文章目录
1 EventTime 的引入
在 Flink 的流式处理中,绝大部分的业务都会使用 eventTime,一般只在 eventTime 无法使用时,才会被迫使用 ProcessingTime 或者 IngestionTime。 如果要使用 EventTime,那么需要引入 EventTime 的时间属性,引入方式如下所示:
val env = StreamExecutionEnvironment.getExecutionEnvironment
// 从调用时刻开始给 env 创建的每一个 stream 追加时间特征
env.setStreamTimeCharacteristic(TimeCharacteristic.EventTime)
2. Watermark
2.1 基本概念
2.2 Watermark 的引入
val env = StreamExecutionEnvironment.getExecutionEnvironment
// 从调用时刻开始给 env 创建的每一个 stream 追加时间特征
env.setStreamTimeCharacteristic(TimeCharacteristic.EventTime) val stream =
env.readTextFile("eventTest.txt").assignTimestampsAndWatermarks(
new BoundedOutOfOrdernessTimestampExtractor[String](Time.milliseconds(200
)) {
override def extractTimestamp(t: String): Long = {
// EventTime 是日志生成时间,我们从日志中解析 EventTime
t.split(" ")(0).toLong } })
3 EventTimeWindow API
3.1 滚动窗口(TumblingEventTimeWindows)
参考代码
package com.czxy.flink.stream.waterwindow
import org.apache.flink.streaming.api.TimeCharacteristic
import org.apache.flink.streaming.api.functions.timestamps.BoundedOutOfOrdernessTimestampExtractor
import org.apache.flink.streaming.api.scala.{DataStream, KeyedStream, StreamExecutionEnvironment, WindowedStream}
import org.apache.flink.streaming.api.windowing.assigners.TumblingEventTimeWindows
import org.apache.flink.streaming.api.windowing.time.Time
import org.apache.flink.streaming.api.windowing.windows.TimeWindow
import org.apache.flink.api.scala._
object TumblingEventTimeWindowsDemo {
def main(args: Array[String]): Unit = {
/**
* 步骤:
* 1.创建流处理环境
* 2.设置EventTime
* 3.构建数据源
* 4.设置水印
* 5.逻辑处理
* 6.引入滚动窗口TumblingEventTimeWindows
* 7.聚合操作
* 8.输出打印
* 9.执行程序
*/
//1.创建流处理环境
val env: StreamExecutionEnvironment = StreamExecutionEnvironment.getExecutionEnvironment
//2.设置EventTime
env.setStreamTimeCharacteristic(TimeCharacteristic.EventTime)
//3.构建数据源
//数据格式: 1000 hello
val socketSource = env.socketTextStream("node01",9999)
//4.设置水印
val waterMark: DataStream[String] = socketSource.assignTimestampsAndWatermarks(new BoundedOutOfOrdernessTimestampExtractor[String](Time.seconds(0)) {
override def extractTimestamp(element: String): Long = {
val eventTime: Long = element.split(" ")(0).toLong
eventTime
}
})
//5.逻辑处理
val groupStream: KeyedStream[(String, Int), String] = waterMark.map(x=>x.split(" ")(1)).map((_,1)).keyBy(_._1)
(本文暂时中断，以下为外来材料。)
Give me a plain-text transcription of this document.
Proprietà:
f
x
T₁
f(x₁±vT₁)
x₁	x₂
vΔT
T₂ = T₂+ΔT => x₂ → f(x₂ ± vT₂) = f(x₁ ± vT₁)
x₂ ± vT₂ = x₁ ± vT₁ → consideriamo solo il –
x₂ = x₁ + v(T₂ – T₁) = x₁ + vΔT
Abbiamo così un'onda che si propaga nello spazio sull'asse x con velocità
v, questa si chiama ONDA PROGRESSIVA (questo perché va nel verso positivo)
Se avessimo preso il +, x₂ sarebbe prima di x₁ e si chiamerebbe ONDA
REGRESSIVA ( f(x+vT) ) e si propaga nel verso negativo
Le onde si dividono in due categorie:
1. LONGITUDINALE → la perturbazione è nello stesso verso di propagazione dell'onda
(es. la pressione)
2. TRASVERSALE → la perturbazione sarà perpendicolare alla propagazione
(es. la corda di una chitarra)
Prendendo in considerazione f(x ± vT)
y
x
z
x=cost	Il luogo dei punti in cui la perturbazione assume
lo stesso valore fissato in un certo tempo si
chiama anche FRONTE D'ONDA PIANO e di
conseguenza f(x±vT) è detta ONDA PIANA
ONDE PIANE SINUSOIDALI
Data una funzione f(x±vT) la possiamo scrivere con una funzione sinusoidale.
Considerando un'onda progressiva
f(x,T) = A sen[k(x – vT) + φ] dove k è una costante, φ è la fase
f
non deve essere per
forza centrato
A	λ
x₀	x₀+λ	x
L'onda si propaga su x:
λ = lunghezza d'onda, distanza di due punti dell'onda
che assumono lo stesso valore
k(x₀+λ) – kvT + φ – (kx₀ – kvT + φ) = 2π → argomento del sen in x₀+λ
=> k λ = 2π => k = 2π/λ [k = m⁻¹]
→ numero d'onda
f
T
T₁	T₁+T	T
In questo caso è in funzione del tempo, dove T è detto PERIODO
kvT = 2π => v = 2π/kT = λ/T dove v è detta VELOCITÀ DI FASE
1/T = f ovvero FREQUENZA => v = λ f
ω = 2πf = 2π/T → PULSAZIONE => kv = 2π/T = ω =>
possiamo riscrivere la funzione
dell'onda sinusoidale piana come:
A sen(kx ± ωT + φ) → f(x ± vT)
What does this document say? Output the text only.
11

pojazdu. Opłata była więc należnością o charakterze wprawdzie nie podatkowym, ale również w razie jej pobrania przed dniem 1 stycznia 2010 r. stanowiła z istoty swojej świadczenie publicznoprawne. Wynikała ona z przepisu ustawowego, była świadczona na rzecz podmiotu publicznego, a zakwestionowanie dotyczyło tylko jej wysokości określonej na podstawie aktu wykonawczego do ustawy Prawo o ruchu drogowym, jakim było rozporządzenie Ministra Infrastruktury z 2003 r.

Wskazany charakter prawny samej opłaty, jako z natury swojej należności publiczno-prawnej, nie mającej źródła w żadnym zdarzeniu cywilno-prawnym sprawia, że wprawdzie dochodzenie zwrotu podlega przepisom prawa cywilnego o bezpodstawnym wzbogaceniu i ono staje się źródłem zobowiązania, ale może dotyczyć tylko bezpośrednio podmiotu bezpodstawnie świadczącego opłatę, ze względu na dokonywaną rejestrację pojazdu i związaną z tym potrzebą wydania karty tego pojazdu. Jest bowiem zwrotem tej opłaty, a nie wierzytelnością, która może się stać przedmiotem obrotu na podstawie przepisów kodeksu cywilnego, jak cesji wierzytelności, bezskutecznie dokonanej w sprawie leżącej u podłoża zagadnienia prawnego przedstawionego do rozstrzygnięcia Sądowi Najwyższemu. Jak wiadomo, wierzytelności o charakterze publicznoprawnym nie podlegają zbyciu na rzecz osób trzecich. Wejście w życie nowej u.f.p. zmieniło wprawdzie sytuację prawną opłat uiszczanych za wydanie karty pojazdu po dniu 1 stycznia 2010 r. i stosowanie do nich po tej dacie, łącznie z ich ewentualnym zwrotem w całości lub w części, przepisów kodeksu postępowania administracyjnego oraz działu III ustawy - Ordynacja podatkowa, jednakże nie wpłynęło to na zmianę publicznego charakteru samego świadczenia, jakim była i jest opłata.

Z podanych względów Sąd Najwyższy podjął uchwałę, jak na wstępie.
//6.引入滚动窗口TumblingEventTimeWindows
val windowStream: WindowedStream[(String, Int), String, TimeWindow] = groupStream.window(TumblingEventTimeWindows.of(Time.seconds(3)))
//7.聚合操作
val result: DataStream[(String, Int)] = windowStream.sum(1)
// val resultDataStream: DataStream[(String, Int)] = windowStream.reduce((v1, v2)=>(v1._1,v1._2+v2._2))
//8.输出打印
result.print()
//9.执行程序
env.execute(this.getClass.getSimpleName)
}
}
结果是按照 Event Time 的时间窗口计算得出的,而无关系统的时间(包括输入的快慢)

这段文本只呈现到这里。